Major memory corruption bug in 2.6.27 CONFIG_DYNAMIC_FTRACE

Hi Anders,

This has already been addressed for the Intrepid kernel:

commit 834ffd02649a8a06a6ca4cfbfe671ec796925f12
Author: Tim Gardner <email address hidden>
Date: Thu Oct 16 07:48:42 2008 -0600

    UBUNTU: Update configs for 'disable CONFIG_DYNAMIC_FTRACE'
    Bug: #263555

    Upstream believes this to be the root cause for the e1000e EEPROM
    corruption.

    Signed-off-by: Tim Gardner <email address hidden>

Thanks. Has any consideration been given to disabling CONFIG_FTRACE as well, or is that considered more important for Ubuntu than the performance penalty it incurs without CONFIG_DYNAMIC_FTRACE?

CONFIG_DYNAMIC_FTRACE has been disabled in the linux 2.6.27-7.12 upload. CONFIG_FTRACE is still enabled, though - do we need to get this disabled for release?

Hi Anders,

What sort of performance penalty are we talking about here?

From Documentation/ftrace.txt and I quote "If CONFIG_DYNAMIC_FTRACE is set, the system will run with virtually no overhead when function tracing is disabled".

Since in our case DYNAMIC_FTRACE is off, do you still think the overhead is significant?

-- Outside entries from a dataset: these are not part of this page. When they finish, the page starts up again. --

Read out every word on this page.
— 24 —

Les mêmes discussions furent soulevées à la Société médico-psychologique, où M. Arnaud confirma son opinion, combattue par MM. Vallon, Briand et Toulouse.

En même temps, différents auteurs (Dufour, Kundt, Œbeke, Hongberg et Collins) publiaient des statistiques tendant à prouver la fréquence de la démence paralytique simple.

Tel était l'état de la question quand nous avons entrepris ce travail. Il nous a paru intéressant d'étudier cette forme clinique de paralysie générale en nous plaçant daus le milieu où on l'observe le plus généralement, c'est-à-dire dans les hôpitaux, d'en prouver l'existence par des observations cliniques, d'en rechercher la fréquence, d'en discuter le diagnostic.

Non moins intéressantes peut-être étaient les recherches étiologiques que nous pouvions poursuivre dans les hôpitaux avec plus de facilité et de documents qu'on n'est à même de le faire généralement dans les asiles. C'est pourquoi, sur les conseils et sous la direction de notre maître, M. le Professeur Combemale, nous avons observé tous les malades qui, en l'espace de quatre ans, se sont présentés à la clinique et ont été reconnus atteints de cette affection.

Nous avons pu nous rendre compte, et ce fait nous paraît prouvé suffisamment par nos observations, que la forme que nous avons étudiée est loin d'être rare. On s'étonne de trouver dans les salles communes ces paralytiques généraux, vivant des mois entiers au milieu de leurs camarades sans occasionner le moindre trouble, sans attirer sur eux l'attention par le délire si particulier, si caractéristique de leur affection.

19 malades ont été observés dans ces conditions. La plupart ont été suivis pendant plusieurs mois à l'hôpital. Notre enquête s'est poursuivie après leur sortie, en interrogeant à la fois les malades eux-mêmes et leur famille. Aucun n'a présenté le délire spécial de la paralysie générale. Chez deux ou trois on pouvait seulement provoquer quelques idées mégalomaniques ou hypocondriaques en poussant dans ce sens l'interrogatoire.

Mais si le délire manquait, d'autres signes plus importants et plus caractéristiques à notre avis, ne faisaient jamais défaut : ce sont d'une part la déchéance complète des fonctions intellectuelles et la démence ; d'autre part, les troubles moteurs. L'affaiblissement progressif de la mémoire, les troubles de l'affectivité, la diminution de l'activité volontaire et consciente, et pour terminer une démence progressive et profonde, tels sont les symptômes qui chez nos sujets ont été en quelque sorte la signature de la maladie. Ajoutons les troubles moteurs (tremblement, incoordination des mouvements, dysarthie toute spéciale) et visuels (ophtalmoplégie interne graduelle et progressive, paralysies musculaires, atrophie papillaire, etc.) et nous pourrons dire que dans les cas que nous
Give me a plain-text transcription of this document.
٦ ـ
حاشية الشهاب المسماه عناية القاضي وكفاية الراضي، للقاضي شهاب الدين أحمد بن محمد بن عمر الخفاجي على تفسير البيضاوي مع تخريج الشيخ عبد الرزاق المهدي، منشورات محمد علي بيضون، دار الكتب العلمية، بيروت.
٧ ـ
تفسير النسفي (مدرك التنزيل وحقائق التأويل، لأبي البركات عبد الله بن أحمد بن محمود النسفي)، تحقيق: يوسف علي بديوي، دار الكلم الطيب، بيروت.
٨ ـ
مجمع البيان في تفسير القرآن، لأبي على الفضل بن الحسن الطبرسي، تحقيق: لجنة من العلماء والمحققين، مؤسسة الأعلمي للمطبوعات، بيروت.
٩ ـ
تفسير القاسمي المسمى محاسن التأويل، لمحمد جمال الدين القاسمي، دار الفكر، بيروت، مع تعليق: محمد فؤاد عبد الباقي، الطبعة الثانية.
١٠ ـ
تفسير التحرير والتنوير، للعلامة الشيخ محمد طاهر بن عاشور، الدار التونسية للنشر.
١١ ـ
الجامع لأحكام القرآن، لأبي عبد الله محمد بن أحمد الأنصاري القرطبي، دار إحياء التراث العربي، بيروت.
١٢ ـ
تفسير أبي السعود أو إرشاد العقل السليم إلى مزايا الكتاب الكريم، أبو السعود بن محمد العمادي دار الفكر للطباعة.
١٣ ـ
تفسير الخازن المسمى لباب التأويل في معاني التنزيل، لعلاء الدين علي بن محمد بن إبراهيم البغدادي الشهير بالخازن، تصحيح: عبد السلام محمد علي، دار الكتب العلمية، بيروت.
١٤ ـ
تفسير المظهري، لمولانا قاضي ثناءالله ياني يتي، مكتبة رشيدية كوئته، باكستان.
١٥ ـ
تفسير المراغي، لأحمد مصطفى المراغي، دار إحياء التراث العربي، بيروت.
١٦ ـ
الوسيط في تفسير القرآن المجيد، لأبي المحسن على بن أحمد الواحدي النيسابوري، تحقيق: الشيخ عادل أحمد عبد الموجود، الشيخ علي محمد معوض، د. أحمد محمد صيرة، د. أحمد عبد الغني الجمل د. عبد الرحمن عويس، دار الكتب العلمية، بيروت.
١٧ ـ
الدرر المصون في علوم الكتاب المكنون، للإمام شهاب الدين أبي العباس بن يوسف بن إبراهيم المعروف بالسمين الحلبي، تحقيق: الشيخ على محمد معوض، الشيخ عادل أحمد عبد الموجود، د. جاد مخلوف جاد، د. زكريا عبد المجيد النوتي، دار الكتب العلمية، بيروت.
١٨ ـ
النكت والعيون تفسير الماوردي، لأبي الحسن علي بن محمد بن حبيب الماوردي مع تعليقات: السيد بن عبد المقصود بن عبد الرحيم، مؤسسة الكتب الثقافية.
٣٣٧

linux (2.6.27-7.12) intrepid; urgency=low

  [ Chuck Short ]

  * xen: Add xen modules to virtual flavours.

  [ Mario Limonciello ]

  * SAUCE: Add back in lost commit for Apple BT Wireless Keyboard
    - LP: #162083

  [ Tim Gardner ]

  * Remove depmod created files from packages.
    - LP: #250511
  * Changed default TCP congestion algorithm to 'cubic' (again)
    - LP: #278801
  * Update configs for 'disable CONFIG_DYNAMIC_FTRACE'
    - LP: #263555

  [ Upstream Kernel Changes ]

  * x86: register a platform RTC device if PNP doesn't describe it
  * disable CONFIG_DYNAMIC_FTRACE due to possible memory corruption on
    module unload

 -- Tim Gardner <email address hidden> Fri, 17 Oct 2008 11:25:39 -0600

CONFIG_FTRACE works by having the compiler insert a call to mcount() into the beginning of every kernel function. The author has quantified this overhead at 15–18% even for a completely empty mcount() function <http://lkml.org/lkml/2008/8/7/270>; the actual overhead is greater because the real mcount() function needs to test whether ftrace is enabled before returning.

CONFIG_DYNAMIC_FTRACE reduces this overhead to nearly zero by patching over the mcount() calls with NOPs at runtime, but obviously because of the bug this feature can no longer be used.

(That’s all with ftrace disabled at runtime. When it is enabled, the overhead jumps to about 5000%, which more or less grinds the system to a halt.)

So I would say that it is important to turn CONFIG_FTRACE off for the release, if that’s still possible.